After I build from source, if I "vg map" reads against my graph to get a GAM file then 'vg surject' the alignments back into the reference space to get a BAM file, I can run "samtools flagstat" on the BAM files to see how many read pairs were properly paired (i.e., the properly paired entry will no longer be NA; see below)?

Screen Shot 2021-04-06 at 3 14 31 PM

jeizenga commented 3 years ago

As it stands, I don't think that would work. The GAM will have the pairing annotated, but vg surject doesn't preserve the proper pairing status.

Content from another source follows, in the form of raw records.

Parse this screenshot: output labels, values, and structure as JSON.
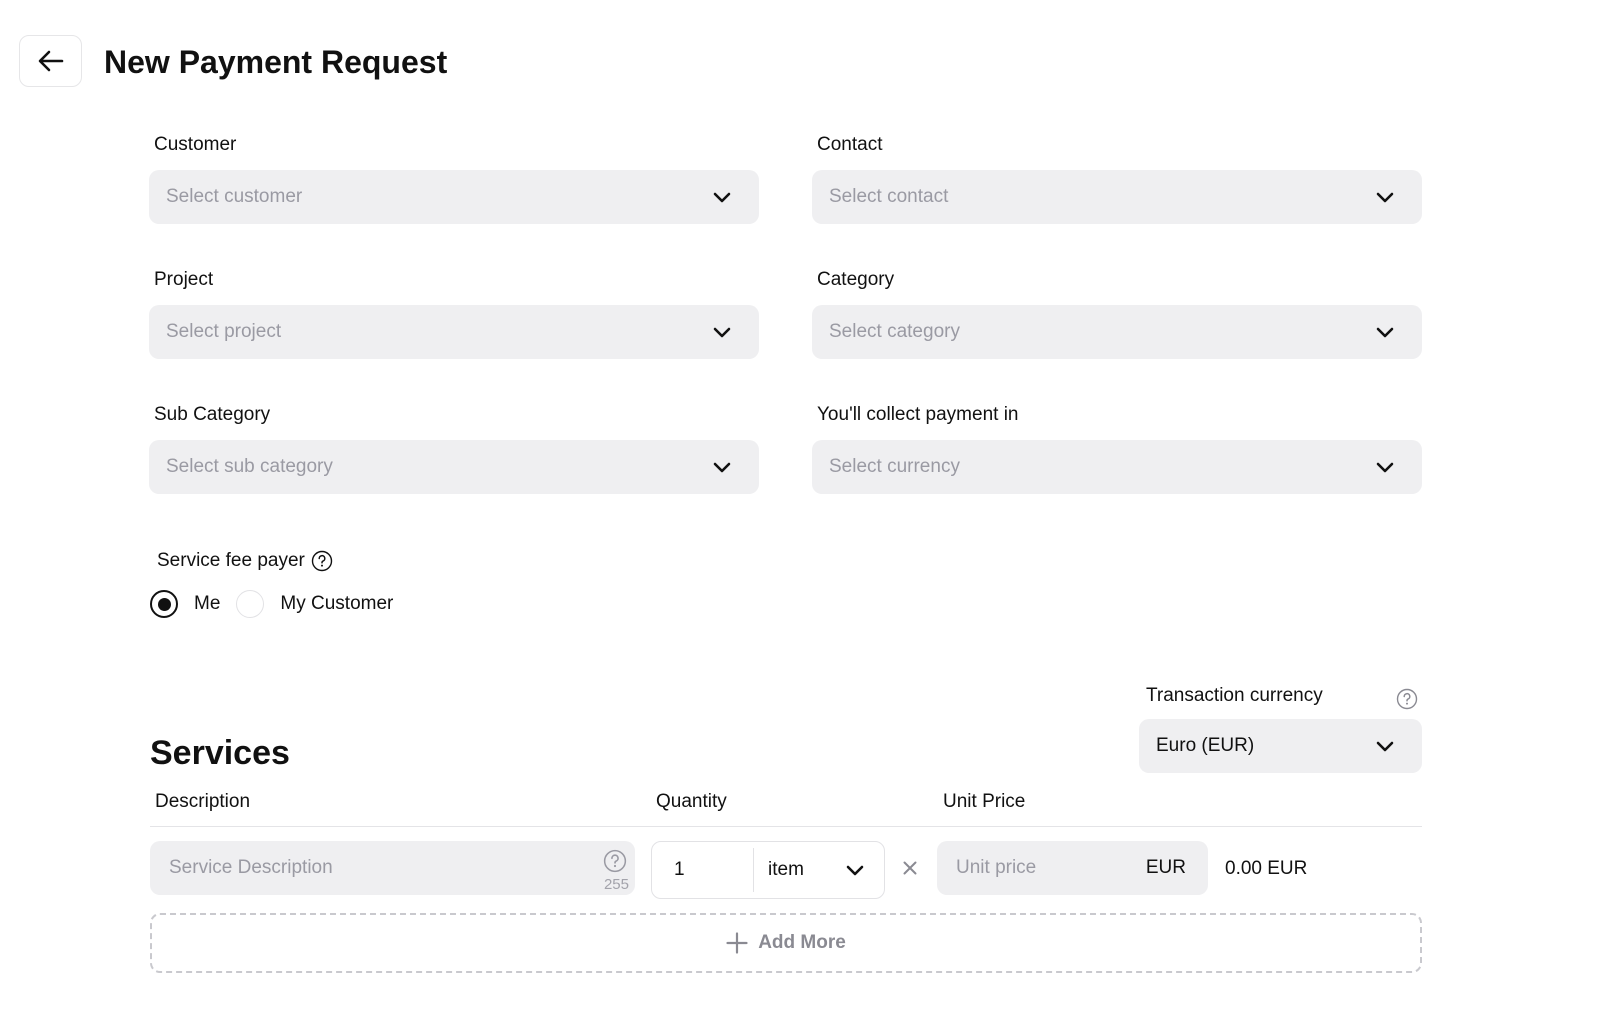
{
  "header": {
    "title": "New Payment Request"
  },
  "form": {
    "customer": {
      "label": "Customer",
      "placeholder": "Select customer"
    },
    "contact": {
      "label": "Contact",
      "placeholder": "Select contact"
    },
    "project": {
      "label": "Project",
      "placeholder": "Select project"
    },
    "category": {
      "label": "Category",
      "placeholder": "Select category"
    },
    "sub_category": {
      "label": "Sub Category",
      "placeholder": "Select sub category"
    },
    "collect_currency": {
      "label": "You'll collect payment in",
      "placeholder": "Select currency"
    },
    "service_fee": {
      "label": "Service fee payer",
      "options": [
        {
          "label": "Me",
          "selected": true
        },
        {
          "label": "My Customer",
          "selected": false
        }
      ]
    }
  },
  "transaction_currency": {
    "label": "Transaction currency",
    "value": "Euro (EUR)"
  },
  "services": {
    "title": "Services",
    "columns": {
      "description": "Description",
      "quantity": "Quantity",
      "unit_price": "Unit Price"
    },
    "rows": [
      {
        "description_placeholder": "Service Description",
        "char_limit": "255",
        "quantity": "1",
        "unit": "item",
        "unit_price_placeholder": "Unit price",
        "currency": "EUR",
        "total": "0.00 EUR"
      }
    ],
    "add_more_label": "Add More"
  },
  "colors": {
    "input_bg": "#efeff1",
    "placeholder": "#9a9aa3",
    "text": "#111111",
    "border": "#e2e2e5"
  },
  "icons": [
    "arrow-left-icon",
    "chevron-down-icon",
    "help-icon",
    "times-icon",
    "plus-icon"
  ]
}
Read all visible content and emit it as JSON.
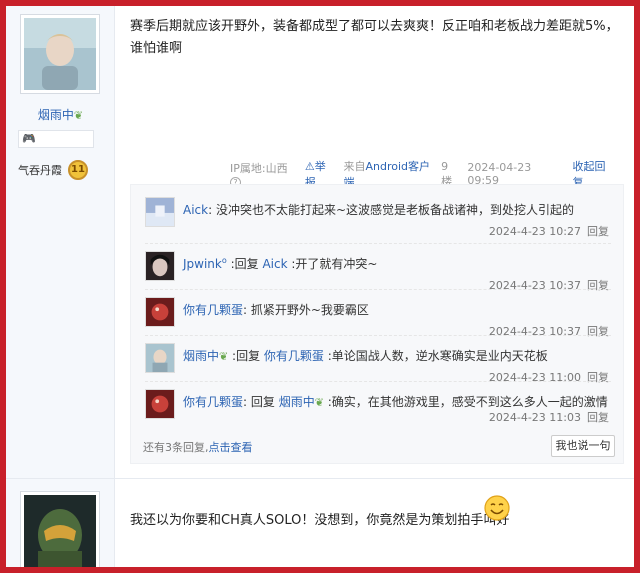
{
  "post1": {
    "username": "烟雨中",
    "medal_label": "气吞丹霞",
    "medal_level": "11",
    "content": "赛季后期就应该开野外，装备都成型了都可以去爽爽！反正咱和老板战力差距就5%，谁怕谁啊",
    "meta": {
      "ip": "IP属地:山西",
      "report": "举报",
      "client_prefix": "来自",
      "client": "Android客户端",
      "floor": "9楼",
      "datetime": "2024-04-23 09:59",
      "collapse": "收起回复"
    },
    "replies": [
      {
        "name": "Aick",
        "sep": ": ",
        "reply_word": "",
        "reply_to": "",
        "text": "没冲突也不太能打起来~这波感觉是老板备战诸神，到处挖人引起的",
        "time": "2024-4-23 10:27",
        "reply_label": "回复"
      },
      {
        "name": "Jpwink",
        "sep": " :",
        "reply_word": "回复 ",
        "reply_to": "Aick",
        "text": " :开了就有冲突~",
        "time": "2024-4-23 10:37",
        "reply_label": "回复"
      },
      {
        "name": "你有几颗蛋",
        "sep": ": ",
        "reply_word": "",
        "reply_to": "",
        "text": "抓紧开野外~我要霸区",
        "time": "2024-4-23 10:37",
        "reply_label": "回复"
      },
      {
        "name": "烟雨中",
        "sep": " :",
        "reply_word": "回复 ",
        "reply_to": "你有几颗蛋",
        "text": " :单论国战人数，逆水寒确实是业内天花板",
        "time": "2024-4-23 11:00",
        "reply_label": "回复"
      },
      {
        "name": "你有几颗蛋",
        "sep": ": ",
        "reply_word": "回复 ",
        "reply_to": "烟雨中",
        "text": " :确实，在其他游戏里，感受不到这么多人一起的激情",
        "time": "2024-4-23 11:03",
        "reply_label": "回复"
      }
    ],
    "more_text": "还有3条回复,",
    "more_link": "点击查看",
    "say_button": "我也说一句"
  },
  "post2": {
    "content": "我还以为你要和CH真人SOLO！没想到，你竟然是为策划拍手叫好"
  },
  "colors": {
    "frame": "#c8202a",
    "link": "#2d64b3",
    "reply_bg": "#f7f8fa"
  }
}
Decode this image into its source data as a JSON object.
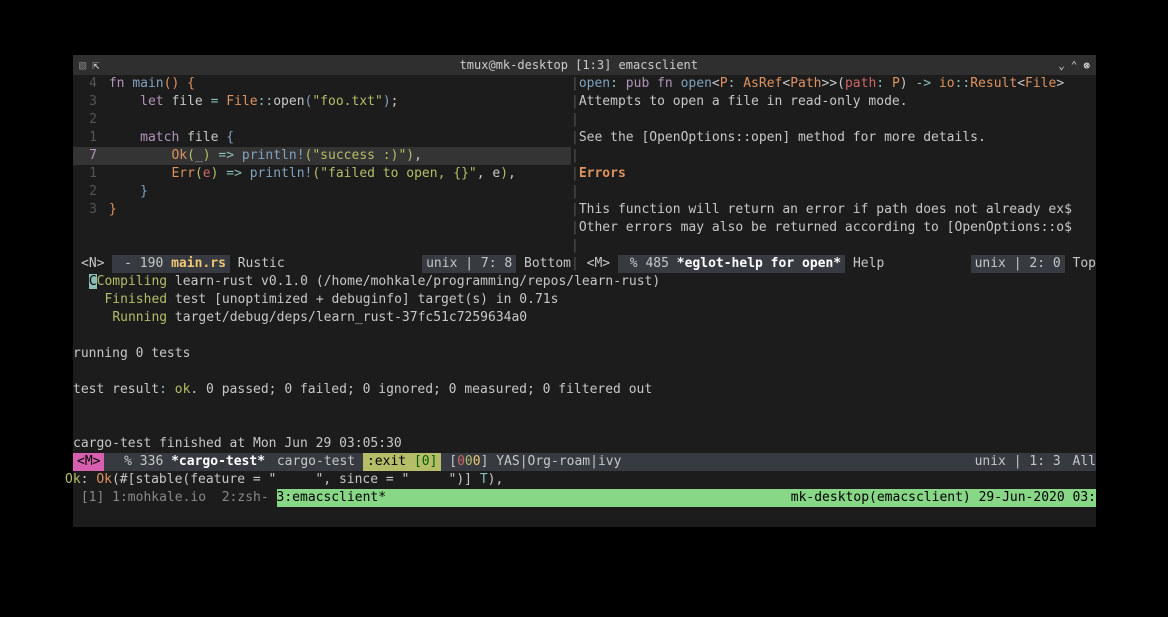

It seems to me that there's a semantic ambiguity here, because the read may be properly paired with respect to the graph but not properly paired with respect to the surjection path. For instance, the graph might contain an inversion, and two ends of the same fragment might align to opposite strands of the path sequence. What behavior would you be looking for in this case?

ac2278 commented 3 years ago

@jeizenga, I'm not looking for anything specific. I constructed a graph using 1 linear reference genome and a multi-sample VCF file. I then aligned reads to produce a GAM. I want to convert the GAM file into a BAM file because I'd like to use samtools to remove potential PCR duplicates, and the only way to do this (from what I can tell) is to use the surject command. Is this the wrong way to go about this? Do I lose anything by projecting graph alignments onto the linear reference?

jeizenga commented 3 years ago

Projecting down to a linear reference is a lossy conversion, and there's not really any way around that fact. If you convert from a more expressive formalism to a less expressive formalism, you risk losing information. However, the vg surject algorithm is designed to preserve as much of the graph alignment as possible, even if that means making alignments that seem suboptimal when looking only at the linear reference. For instance, if the graph alignment spans a large deletion, the alignment will preserve that deletion even though it gives the alignment a very low score.

ac2278 commented 3 years ago

Thanks, @jeizenga. This is where I get confused. If my ultimate goal is to to get a matrix of called genotypes that I can use as input for a principal component analysis, GWAS, etc., doesn't that mean that, at some point in the process (the steps between aligning reads to a genome graph and calling genotypes and genotype imputation), I need to project down to a linear reference? If I call variants and generate a VCF file, is vg not using the linear reference as the coordinate system (to define the physical position of variants)? Maybe I'm not understanding what "projecting" means in this context.

jeizenga commented 3 years ago

For some of these analyses, it might not actually be important to have a linear coordinate system. In particular, PCA is invariant to permuting the rows/columns of the matrix, so any ordering will work fine. For GWAS, some idea of ordering is sometimes important if you want to account for linkage.

There aren't really any widely agreed-upon ordering formalisms or file formats for describing variants in the graph space. In contrast, the genotype matrix formalism is pretty standardized, and the VCF format is well supported by lots of tools. I expect there will be a lot of research on graph-based formats in the next few years, but--unless you want to be on the bleeding edge of pangenomics methods research--for now you need to be working in VCF.

So, to answer your question: you are right that it is necessary to project down to a linear reference. The real question is "when" not "if". Specifically, do you want to project before or after calling variants. vg surject projects each read alignment down to the linear reference so that it can be expressed as SAM/BAM. At that point, you could use linear reference-based variant calling tools (DeepVariant, GATK, etc.). On the other hand, vg call requires graph alignments that can be expressed in GAF or GAM format, which can be produced by the vg mapping tools (map, mpmap, and giraffe). However, output of vg call is VCF, which is a linear reference-based format.